Isolated Evolution closes with ‘The Calamity Of Not Knowing’, the softest track on the album, that wouldn’t sound far out of place on a modern Alcest record. Whereas the previous six tracks all had rough edges and hostility mixed in with their melodic leanings, this track is (almost) all soft atmospheres and grace; even when the harsh black metal vocals kick in, there’s still something dream-like and largely relaxing about the song.

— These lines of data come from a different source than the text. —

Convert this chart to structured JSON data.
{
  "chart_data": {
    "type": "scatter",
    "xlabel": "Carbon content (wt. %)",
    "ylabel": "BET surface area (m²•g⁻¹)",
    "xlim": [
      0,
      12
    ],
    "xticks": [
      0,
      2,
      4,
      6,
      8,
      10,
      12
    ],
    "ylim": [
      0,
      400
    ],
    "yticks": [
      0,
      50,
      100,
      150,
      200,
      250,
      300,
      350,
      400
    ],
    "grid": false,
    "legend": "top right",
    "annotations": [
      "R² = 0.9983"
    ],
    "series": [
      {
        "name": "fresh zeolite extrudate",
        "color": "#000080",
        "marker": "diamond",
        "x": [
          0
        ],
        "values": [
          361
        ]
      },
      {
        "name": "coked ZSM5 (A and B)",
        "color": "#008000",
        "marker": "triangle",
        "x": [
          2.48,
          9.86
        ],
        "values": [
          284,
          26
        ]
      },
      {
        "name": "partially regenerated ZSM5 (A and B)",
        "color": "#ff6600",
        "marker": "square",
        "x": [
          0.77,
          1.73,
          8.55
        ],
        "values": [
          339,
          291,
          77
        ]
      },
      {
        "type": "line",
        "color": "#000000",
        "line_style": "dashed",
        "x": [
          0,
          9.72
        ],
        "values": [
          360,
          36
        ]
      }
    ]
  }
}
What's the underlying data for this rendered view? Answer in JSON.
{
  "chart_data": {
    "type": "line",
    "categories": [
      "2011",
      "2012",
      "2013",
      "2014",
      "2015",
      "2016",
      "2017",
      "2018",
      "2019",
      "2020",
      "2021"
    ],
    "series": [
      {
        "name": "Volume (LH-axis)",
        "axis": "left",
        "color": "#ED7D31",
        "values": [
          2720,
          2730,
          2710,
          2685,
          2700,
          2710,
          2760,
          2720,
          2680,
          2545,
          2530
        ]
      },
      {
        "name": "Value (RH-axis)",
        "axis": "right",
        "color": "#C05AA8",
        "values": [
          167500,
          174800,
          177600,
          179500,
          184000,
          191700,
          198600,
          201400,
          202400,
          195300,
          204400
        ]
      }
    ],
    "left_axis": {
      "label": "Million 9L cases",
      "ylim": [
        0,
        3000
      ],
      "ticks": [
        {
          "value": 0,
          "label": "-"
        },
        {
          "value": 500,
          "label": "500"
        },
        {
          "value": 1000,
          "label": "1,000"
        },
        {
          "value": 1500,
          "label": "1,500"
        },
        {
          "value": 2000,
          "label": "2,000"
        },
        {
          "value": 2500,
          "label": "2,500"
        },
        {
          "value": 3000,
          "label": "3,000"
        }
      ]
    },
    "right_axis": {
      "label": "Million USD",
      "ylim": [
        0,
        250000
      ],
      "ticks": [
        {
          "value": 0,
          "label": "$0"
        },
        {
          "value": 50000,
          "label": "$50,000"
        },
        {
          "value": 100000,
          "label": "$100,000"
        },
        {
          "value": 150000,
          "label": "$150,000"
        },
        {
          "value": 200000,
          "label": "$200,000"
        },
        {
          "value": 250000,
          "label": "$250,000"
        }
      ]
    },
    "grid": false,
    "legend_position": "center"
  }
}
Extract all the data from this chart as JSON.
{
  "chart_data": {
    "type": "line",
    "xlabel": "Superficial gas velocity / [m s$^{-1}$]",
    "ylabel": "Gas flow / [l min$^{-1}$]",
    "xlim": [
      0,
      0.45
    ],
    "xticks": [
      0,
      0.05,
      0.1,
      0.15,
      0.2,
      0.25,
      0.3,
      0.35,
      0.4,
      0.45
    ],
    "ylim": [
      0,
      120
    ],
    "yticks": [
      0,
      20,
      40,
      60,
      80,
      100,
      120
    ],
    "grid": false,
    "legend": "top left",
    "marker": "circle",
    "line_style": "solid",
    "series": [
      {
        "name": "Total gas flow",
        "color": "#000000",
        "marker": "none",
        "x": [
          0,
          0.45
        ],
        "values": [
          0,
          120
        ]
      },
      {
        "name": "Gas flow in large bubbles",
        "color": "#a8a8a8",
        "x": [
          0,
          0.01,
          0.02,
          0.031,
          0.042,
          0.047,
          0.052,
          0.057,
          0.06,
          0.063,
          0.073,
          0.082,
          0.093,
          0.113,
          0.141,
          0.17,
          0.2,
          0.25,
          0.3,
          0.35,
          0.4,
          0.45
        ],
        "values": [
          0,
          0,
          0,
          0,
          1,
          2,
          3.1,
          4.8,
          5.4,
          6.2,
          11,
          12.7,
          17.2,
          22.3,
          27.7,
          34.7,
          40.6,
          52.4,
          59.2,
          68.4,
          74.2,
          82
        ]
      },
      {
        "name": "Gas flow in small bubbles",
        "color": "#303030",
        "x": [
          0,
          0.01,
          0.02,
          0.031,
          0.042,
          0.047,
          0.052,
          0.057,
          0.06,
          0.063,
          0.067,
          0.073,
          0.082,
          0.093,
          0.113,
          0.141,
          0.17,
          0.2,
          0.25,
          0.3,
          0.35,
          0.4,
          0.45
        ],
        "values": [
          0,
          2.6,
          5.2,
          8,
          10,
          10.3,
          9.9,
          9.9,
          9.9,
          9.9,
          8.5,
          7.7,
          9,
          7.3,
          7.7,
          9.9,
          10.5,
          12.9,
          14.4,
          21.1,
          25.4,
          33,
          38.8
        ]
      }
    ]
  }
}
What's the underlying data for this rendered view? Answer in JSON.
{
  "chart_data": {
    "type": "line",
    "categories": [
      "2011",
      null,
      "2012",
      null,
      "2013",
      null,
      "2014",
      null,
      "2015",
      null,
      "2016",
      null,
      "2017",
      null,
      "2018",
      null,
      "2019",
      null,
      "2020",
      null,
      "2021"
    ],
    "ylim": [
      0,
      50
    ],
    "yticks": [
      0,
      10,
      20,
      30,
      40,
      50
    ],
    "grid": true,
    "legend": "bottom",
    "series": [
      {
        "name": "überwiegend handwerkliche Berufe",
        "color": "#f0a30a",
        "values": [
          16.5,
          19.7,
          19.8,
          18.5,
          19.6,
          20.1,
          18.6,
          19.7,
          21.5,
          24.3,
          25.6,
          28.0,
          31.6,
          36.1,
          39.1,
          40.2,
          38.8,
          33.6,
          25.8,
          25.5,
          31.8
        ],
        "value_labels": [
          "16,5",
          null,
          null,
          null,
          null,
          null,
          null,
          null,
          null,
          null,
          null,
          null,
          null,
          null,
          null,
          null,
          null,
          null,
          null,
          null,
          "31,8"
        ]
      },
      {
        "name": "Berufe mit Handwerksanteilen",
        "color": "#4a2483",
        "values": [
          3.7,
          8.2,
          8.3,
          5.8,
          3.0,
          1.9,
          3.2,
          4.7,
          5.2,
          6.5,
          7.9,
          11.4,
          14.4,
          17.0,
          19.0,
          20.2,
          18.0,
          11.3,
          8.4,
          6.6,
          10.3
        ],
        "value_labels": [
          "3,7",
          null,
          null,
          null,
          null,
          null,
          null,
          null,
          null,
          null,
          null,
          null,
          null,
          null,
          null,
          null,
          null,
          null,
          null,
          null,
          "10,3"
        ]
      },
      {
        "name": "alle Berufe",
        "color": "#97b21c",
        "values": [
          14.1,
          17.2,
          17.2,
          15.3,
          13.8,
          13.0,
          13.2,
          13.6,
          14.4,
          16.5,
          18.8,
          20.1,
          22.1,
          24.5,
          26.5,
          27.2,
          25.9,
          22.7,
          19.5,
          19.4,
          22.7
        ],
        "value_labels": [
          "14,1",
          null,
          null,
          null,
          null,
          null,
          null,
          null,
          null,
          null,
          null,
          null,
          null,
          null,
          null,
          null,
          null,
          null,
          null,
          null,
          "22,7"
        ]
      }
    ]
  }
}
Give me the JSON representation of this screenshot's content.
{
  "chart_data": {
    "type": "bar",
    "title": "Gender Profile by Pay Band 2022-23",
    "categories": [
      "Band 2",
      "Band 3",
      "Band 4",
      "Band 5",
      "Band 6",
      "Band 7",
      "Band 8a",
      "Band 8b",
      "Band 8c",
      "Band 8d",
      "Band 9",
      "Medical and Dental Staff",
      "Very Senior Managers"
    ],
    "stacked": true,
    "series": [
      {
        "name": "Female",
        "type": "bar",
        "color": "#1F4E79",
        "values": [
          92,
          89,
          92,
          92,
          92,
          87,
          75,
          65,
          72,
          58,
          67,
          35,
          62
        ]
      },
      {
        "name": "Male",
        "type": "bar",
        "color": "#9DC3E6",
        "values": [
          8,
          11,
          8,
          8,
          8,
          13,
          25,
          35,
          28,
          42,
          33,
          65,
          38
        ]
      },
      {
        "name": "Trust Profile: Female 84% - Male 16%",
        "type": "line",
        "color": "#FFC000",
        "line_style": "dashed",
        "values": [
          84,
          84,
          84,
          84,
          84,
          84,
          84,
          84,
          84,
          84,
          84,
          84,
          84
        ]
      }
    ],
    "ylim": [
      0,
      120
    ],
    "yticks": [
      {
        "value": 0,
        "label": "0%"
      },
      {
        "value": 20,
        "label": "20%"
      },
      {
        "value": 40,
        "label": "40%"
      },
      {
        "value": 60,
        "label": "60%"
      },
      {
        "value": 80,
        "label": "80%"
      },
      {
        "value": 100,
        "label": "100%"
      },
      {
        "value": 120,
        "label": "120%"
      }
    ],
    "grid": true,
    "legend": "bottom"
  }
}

As with the previous demo though, there’s a sense throughout that this album is something incredibly personal, and that it’s ultimately created for sole member Chris’ own satisfaction/catharsis/therapy. It’s that intangible feeling that gives Isolated Evolution its strength of character and depth; there’s an honesty to the record that is quite wonderful, and enhances the album greatly.  If you’re looking for black metal that feels as if it was made by an actual human being (drum programming aside, though I will add that they sound great for sampled drums) rather than a corpse-painted parody, you can’t do much better than Isolated Evolution.

Isolated Evolution is due for release on 18 August 2017, and can be pre-ordered on CD and digitally via Bandcamp.